Bowker was to return to this disturbing theme at the National Rail Conference late in January. Looking back from a hypothetical golden age ten years hence, he added a coded hypothetical warning: ‘…there was certainly some service rationalisation earlier in the decade, [but] the prophets of doom warning of Beeching Mark 2 have proved to have been totally misguided.’ Oh yeah?

We must assume that – despite the spectacular growth in rail passenger figures – such much-needed rail ‘bypasses’ as Bristol-Oxford-Cambridge no longer ‘make sense’. More worryingly, we have been warned that the SRA doesn’t have much faith in rural branch lines either.

But to be fair, Richard Bowker is nothing if not even-handed. After all, he might have been tempted to provide funding for desperately needed double track on the Salisbury to Exeter line, where the franchise is run by Stagecoach, one of whose executives just happens to be his dad… But why bother enhancing the railway infrastructure? Bowker has just wasted £29 million of taxpayers’ money shoring up the SWT share price, even as the Government was preparing to pour hundreds of millions into motorway-style ‘improvements’ to the adjacent A303 trunk road.

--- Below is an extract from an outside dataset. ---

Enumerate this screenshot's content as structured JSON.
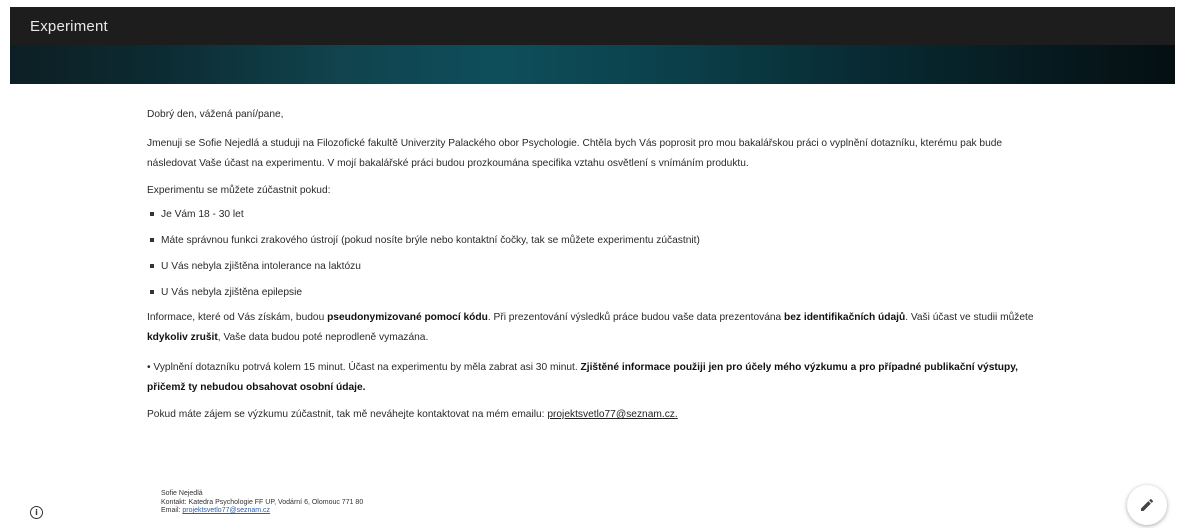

A to B magazine, Rover Advert

With things going very much that sort of way, perhaps a nice new Rover would make a sensible purchase? Particularly as the company appears to be offering a lifetime A to B subscription with any new Rover 25, 45, or 75 off-loaded before March 31st. What a kind thought. And just the thing for that tedious drive from Salisbury to Exeter, eh? Unless, of course, things go horribly wrong in the Middle East. Expect a round of railway closure proposals in 2003, unless Saddam engineers the mother and father of all oil supply crises first.